Selon la Commission européenne, l’UE a exporté 502,3 milliards d’euros de marchandises vers les États-Unis en 2023, ce qui représente 20 % de ses exportations totales hors UE, les machines, les véhicules (207,6 milliards d’euros) et les produits chimiques (137,4 milliards d’euros) en gros.

Des droits de douane plus élevés pourraient rendre les produits européens moins compétitifs sur le marché américain, réduisant ainsi la demande pour l’euro.

Même si cet ajustement prendra du temps, il pourrait exercer une pression baissière durable sur la monnaie.

Kamakshya Trivedi, analyste chez Goldman Sachs, a récemment noté que « les marchés des changes ont généralement du mal à évaluer pleinement les risques tarifaires à l’avance », suggérant que le dollar pourrait encore se renforcer une fois ces politiques mises en œuvre.

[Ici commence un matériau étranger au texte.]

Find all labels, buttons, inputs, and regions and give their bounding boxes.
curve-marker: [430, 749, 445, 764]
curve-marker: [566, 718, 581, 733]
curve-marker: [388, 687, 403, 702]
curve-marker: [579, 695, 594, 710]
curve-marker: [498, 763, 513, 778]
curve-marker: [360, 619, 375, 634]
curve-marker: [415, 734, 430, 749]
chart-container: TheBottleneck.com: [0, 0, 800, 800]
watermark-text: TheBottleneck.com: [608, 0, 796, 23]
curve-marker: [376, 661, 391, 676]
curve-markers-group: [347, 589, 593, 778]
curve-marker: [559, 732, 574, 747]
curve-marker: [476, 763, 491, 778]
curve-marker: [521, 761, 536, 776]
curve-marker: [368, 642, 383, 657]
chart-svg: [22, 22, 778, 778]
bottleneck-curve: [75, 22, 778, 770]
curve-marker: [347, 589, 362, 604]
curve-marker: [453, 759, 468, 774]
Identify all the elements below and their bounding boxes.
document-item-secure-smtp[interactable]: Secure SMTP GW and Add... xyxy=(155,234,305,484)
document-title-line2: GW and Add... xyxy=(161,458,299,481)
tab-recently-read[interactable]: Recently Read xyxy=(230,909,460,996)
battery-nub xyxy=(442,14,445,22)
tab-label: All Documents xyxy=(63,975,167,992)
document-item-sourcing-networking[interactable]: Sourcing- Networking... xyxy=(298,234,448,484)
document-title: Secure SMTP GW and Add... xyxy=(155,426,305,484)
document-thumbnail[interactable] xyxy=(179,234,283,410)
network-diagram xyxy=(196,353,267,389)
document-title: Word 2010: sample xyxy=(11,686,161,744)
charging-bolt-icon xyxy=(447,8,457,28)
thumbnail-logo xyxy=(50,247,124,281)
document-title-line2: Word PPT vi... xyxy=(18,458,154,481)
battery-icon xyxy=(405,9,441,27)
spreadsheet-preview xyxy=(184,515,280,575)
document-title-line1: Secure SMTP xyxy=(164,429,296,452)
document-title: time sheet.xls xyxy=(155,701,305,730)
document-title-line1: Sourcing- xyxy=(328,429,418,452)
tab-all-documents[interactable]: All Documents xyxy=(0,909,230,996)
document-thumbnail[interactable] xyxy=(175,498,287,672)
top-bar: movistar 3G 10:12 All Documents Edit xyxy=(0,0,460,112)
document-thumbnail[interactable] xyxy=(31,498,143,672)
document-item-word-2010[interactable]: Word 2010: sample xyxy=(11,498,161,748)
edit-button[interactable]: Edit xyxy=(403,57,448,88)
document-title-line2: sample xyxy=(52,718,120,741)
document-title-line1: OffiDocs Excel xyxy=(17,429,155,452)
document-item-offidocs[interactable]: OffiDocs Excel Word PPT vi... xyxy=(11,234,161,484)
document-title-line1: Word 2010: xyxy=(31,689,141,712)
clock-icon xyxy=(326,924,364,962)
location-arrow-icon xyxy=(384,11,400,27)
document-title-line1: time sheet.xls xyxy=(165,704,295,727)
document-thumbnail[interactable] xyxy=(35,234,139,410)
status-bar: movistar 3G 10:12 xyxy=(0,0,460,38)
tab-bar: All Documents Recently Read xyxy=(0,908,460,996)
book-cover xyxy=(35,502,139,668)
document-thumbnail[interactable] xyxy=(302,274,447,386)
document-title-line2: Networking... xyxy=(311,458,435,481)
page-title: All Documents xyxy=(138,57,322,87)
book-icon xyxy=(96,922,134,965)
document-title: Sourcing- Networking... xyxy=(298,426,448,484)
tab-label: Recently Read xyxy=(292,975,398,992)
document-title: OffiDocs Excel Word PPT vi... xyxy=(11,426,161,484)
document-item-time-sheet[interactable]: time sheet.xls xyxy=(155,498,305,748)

2. Politiques divergentes de la Fed et de la BCE sur fond de disparités en matière d’inflation et de croissance

La politique commerciale n’est pas le seul facteur de pression sur l’euro.

Les tarifs douaniers et les réductions d’impôts alimenteront probablement l’inflation américaine tout en freinant la croissance européenne, conduisant à des orientations de politique monétaire divergentes.

La hausse des prix aux États-Unis pourrait inciter la Réserve fédérale à maintenir des taux d’intérêt plus élevés pendant plus longtemps, tandis que la croissance plus faible en Europe pourrait pousser la Banque centrale européenne à assouplir les conditions monétaires pour stimuler la demande.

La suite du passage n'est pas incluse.